The way to appreciate the changing depth of our life choices is to look at today’s practices and compare them to previous, ancient practices. Can you imagine that the well-heeled Ghanaian holidaymaker of today, urbanised assuredly and sophisticated, considers holidaying in Dubai this Christmas to be the height not only of social sophistication but of economic taste? How does one justify spending Christmas in an Islamic country? I can give the rural experience too, but it would be so far back in the experience and memory of ordinary Ghanaians.
Changing tastes
Of course, my age puts me into the bracket of old and near old fashioned, but the trajectory of our changing tastes calls into question our real understanding of specific holidays such as Christmas.
What is Christmas anyway?
The birth of Christ is not the central message of the faith. It is now the most important holiday in most countries with Christian populations. It used to be Easter for sound theological reasons, since without the crucifixion, there can be no resurrection and without resurrection, there can be no Christianity.

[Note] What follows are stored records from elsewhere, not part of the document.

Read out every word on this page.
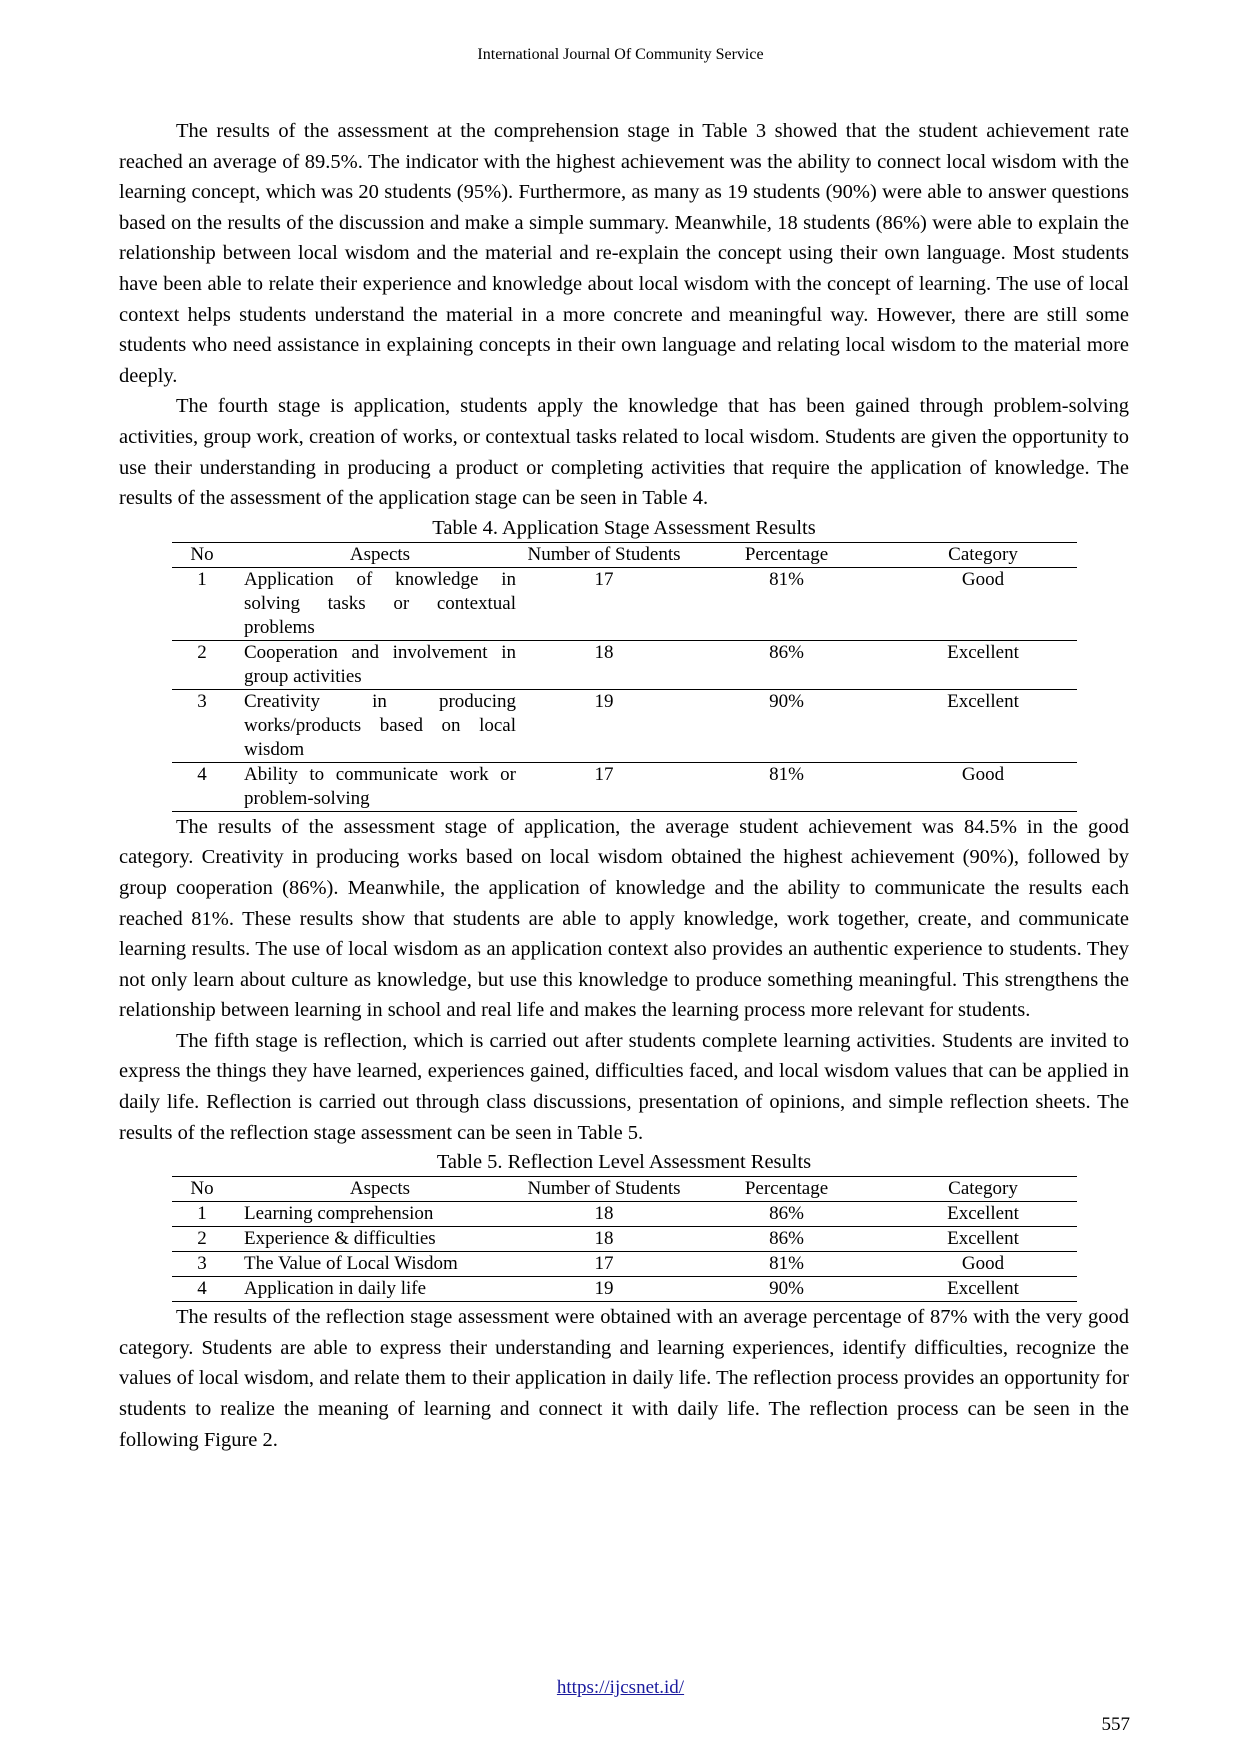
International Journal Of Community Service

The results of the assessment at the comprehension stage in Table 3 showed that the student achievement rate reached an average of 89.5%. The indicator with the highest achievement was the ability to connect local wisdom with the learning concept, which was 20 students (95%). Furthermore, as many as 19 students (90%) were able to answer questions based on the results of the discussion and make a simple summary. Meanwhile, 18 students (86%) were able to explain the relationship between local wisdom and the material and re-explain the concept using their own language. Most students have been able to relate their experience and knowledge about local wisdom with the concept of learning. The use of local context helps students understand the material in a more concrete and meaningful way. However, there are still some students who need assistance in explaining concepts in their own language and relating local wisdom to the material more deeply.

The fourth stage is application, students apply the knowledge that has been gained through problem-solving activities, group work, creation of works, or contextual tasks related to local wisdom. Students are given the opportunity to use their understanding in producing a product or completing activities that require the application of knowledge. The results of the assessment of the application stage can be seen in Table 4.

Table 4. Application Stage Assessment Results
No	Aspects	Number of Students	Percentage	Category
1	Application of knowledge in solving tasks or contextual problems	17	81%	Good
2	Cooperation and involvement in group activities	18	86%	Excellent
3	Creativity in producing works/products based on local wisdom	19	90%	Excellent
4	Ability to communicate work or problem-solving	17	81%	Good

The results of the assessment stage of application, the average student achievement was 84.5% in the good category. Creativity in producing works based on local wisdom obtained the highest achievement (90%), followed by group cooperation (86%). Meanwhile, the application of knowledge and the ability to communicate the results each reached 81%. These results show that students are able to apply knowledge, work together, create, and communicate learning results. The use of local wisdom as an application context also provides an authentic experience to students. They not only learn about culture as knowledge, but use this knowledge to produce something meaningful. This strengthens the relationship between learning in school and real life and makes the learning process more relevant for students.

The fifth stage is reflection, which is carried out after students complete learning activities. Students are invited to express the things they have learned, experiences gained, difficulties faced, and local wisdom values that can be applied in daily life. Reflection is carried out through class discussions, presentation of opinions, and simple reflection sheets. The results of the reflection stage assessment can be seen in Table 5.

Table 5. Reflection Level Assessment Results
No	Aspects	Number of Students	Percentage	Category
1	Learning comprehension	18	86%	Excellent
2	Experience & difficulties	18	86%	Excellent
3	The Value of Local Wisdom	17	81%	Good
4	Application in daily life	19	90%	Excellent

The results of the reflection stage assessment were obtained with an average percentage of 87% with the very good category. Students are able to express their understanding and learning experiences, identify difficulties, recognize the values of local wisdom, and relate them to their application in daily life. The reflection process provides an opportunity for students to realize the meaning of learning and connect it with daily life. The reflection process can be seen in the following Figure 2.

https://ijcsnet.id/
557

Christmas, the birth of Christ and its celebration, was a muted affair until someone created the Christmas card as an easy reminder of the occasion in Victorian England and the global multibillion-dollar spending and entertainment spree called Christmas took off.
But in several Orthodox Christian countries and societies in Eastern Europe, North Africa and Western Asia, Easter still holds the pride of place for religious celebration in the Christian calendar. The only thing worth saying about this difference in the importance of these two holidays is the liveliness of the faith.
More commercial than religious
Christmas is now more commercial than religious m its orientation these days throughout the Christian world and the commercial aspect has affected all age brackets from the very young to the very old. You cannot escape its commercial tentacles no matter what. It is noteworthy that non-Christians also enjoy the holiday, enjoying the varied commercial and social advantages of the season, and vice versa for other faiths.
One other recent observation is the penchant for Ghanaians, since the advent of electoral politics, to describe current holiday celebrations as the worst than all previous celebrations. The drastic changes going on before our eyes include that favourite of all Ghanaians, irrespective of party.
My readers should permit me to make another observation about Ghanaian Christmas celebration these days; the end of year special religious conventions and crusades as a variation of the traditional watchnight service by the new-fangled charismatic and Pentecostal churches led by so-called men of God.
Craze commercialisation
The end of year watchnight service was instituted by John Wesley to constrain end of year drunken bouts, lawlessness and general licentiousness by the common people of Great Britain, at the end of the year in the 18th century.
Wesley was the founder of the Methodist Church worldwide and I am a Methodist myself. It is now a staple of the Ghanaian Christmas to end the year with attendance of one of these Christian meetings with amazing names such as crossover, pushover, crusades etcetera, all advertised lavishly on huge billboards and on television, radio and online as part of their unique advertisement.
I find this crass commercialisation very unfortunate in spite of its Methodist roots contrary to the Bible class and the Sunday School which have maintained their integrity in Christianity.